Betriebskostenabrechnung darf nachträglich korrigiert werden

BGH VIII ZR 269/09

www.bundesgerichtshof.de

Eine bereits erteilte Betriebs- beziehungsweise Heizkostenabrechnung darf seitens des Vermieters innerhalb einer Frist von zwölf Monaten auch zum Nachteil des Mieters korrigiert werden. Eine aus der Abrechnung dem Mieter bereits erteilte Gutschrift kann zurück gebucht werden beziehungsweise muss der Mieter wieder an den Vermieter zurück zahlen.

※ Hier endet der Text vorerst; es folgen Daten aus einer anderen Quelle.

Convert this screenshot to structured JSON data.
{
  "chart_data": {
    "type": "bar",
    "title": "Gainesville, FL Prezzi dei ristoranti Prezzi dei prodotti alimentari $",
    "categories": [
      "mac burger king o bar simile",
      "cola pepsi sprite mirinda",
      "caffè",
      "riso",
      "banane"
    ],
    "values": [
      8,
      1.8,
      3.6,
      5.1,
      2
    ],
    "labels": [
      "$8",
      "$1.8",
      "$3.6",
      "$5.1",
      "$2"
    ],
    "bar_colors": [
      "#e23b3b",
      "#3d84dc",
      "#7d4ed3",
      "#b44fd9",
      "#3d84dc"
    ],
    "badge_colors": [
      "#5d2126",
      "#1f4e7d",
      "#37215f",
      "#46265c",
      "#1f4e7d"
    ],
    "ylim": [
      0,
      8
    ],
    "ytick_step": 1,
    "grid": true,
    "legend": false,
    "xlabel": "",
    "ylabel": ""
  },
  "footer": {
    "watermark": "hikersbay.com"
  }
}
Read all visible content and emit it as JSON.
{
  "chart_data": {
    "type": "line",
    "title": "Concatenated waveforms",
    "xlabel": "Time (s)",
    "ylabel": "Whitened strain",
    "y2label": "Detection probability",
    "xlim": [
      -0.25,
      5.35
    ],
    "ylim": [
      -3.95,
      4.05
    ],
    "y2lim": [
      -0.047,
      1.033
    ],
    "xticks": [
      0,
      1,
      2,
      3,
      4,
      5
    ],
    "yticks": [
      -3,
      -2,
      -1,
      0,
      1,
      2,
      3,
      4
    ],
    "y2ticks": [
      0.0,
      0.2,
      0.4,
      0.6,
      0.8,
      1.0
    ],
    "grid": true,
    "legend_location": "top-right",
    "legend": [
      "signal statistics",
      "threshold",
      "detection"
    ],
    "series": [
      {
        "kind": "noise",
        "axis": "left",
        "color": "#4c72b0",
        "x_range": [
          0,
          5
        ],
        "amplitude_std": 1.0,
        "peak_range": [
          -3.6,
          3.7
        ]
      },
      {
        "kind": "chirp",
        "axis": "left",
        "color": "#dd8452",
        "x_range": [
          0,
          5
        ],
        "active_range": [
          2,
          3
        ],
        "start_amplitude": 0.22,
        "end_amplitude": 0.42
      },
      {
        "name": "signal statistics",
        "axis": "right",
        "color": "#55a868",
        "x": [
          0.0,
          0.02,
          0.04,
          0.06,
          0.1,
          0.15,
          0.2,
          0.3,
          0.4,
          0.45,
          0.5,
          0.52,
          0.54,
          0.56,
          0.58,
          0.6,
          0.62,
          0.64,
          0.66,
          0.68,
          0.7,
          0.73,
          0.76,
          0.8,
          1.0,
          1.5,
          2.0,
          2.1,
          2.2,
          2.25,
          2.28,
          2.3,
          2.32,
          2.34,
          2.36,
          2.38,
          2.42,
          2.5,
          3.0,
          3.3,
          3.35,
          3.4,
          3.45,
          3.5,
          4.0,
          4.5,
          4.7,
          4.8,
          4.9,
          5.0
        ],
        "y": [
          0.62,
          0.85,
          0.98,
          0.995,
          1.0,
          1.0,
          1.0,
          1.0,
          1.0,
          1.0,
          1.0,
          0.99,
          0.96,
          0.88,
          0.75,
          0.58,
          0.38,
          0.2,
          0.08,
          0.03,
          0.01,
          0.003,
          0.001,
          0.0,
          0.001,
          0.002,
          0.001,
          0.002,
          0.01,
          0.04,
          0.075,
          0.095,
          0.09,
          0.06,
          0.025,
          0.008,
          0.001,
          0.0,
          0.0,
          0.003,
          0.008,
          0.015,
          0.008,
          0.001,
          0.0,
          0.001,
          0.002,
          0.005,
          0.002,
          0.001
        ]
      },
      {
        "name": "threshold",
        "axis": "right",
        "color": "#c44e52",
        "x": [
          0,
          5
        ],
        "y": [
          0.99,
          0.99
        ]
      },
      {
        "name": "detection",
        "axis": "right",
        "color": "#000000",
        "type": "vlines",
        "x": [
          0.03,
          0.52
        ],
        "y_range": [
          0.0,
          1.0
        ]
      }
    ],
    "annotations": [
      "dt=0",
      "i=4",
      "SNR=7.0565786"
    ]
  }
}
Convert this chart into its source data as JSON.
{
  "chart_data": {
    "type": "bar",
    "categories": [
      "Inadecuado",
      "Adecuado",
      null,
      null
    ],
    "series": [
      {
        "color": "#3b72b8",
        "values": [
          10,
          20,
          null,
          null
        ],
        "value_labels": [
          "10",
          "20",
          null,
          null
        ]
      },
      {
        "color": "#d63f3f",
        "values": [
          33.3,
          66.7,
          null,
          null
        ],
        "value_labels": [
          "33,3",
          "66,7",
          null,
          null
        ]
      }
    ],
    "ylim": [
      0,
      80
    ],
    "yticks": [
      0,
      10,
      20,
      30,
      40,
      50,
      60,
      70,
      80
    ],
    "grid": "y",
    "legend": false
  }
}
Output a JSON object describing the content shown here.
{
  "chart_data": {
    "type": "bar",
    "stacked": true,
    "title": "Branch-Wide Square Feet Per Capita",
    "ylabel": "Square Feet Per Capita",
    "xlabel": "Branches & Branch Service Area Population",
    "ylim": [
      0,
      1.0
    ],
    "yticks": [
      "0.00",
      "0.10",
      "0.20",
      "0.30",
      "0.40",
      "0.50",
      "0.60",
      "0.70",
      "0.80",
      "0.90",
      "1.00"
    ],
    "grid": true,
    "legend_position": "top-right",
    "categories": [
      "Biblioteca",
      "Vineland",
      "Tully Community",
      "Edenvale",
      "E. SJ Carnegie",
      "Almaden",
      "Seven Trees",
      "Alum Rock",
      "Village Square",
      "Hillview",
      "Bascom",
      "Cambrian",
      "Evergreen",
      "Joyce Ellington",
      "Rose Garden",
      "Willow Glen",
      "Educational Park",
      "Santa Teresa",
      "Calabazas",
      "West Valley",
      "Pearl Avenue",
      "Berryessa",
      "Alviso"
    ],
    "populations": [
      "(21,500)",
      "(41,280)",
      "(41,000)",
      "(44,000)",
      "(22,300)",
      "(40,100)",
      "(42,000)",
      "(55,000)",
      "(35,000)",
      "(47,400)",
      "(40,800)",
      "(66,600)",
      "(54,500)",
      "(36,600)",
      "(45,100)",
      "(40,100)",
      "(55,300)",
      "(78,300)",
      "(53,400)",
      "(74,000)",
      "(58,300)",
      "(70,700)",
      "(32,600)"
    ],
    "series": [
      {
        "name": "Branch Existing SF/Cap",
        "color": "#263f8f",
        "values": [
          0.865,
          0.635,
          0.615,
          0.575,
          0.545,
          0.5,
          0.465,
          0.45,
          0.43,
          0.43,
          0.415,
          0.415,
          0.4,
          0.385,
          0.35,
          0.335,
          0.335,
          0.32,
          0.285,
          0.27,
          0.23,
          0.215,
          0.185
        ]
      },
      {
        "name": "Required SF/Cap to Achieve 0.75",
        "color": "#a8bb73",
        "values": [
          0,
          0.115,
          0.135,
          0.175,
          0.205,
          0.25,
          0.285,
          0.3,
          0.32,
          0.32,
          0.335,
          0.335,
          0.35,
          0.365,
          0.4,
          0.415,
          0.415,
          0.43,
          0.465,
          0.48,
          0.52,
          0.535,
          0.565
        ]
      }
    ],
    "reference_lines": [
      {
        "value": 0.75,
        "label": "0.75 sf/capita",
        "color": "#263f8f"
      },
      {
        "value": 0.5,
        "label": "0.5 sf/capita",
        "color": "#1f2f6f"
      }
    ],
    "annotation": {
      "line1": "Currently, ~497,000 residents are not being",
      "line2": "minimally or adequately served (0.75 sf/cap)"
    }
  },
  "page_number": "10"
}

Dieser Entscheidung des BGH lag ein Fall zugrunde in welchem der Vermieter an den Mieter aus dem Abrechnungsjahr 2006 ein Heizkostenguthaben in Höhe von 152,60 € ausgezahlt hatte. Später stellte sich heraus, dass bei der Abrechnung über die Heizkosten versehentlich 8.200 Liter an Heizöl für 4.613,32 € nicht berücksichtigt wurden. Diesen Fehler holte der Vermieter mit einem Schreiben nach, welches der Mieter sechs Monate nach der Abrechnung erhielt. Gleichzeitig schickte der Vermieter dem Mieter eine korrigierte Abrechnung, die nur noch ein Mieterguthaben in Höhe von 14,52 € auswies. Den Differenzbetrag in Höhe von 138,08 € buchte der Vermieter aufgrund einer Einzugsermächtigung direkt beim Mieter ab.

Der Bundesgerichtshof hat in seinem Urteil klargestellt, dass für Mieter endgültige Rechtssicherheit erst ein Jahr nach Ende der Abrechnungsperiode eintritt. Erst ab diesem Zeitpunkt sind Nachforderungen oder Korrekturen zum Nachteil des Mieters unzulässig. Umgekehrt tritt für den Vermieter erst Rechtssicherheit ein, wenn der Mieter nicht spätestens zwölf Monate nach Erhalt der Abrechnung Einwendungen erhoben hat.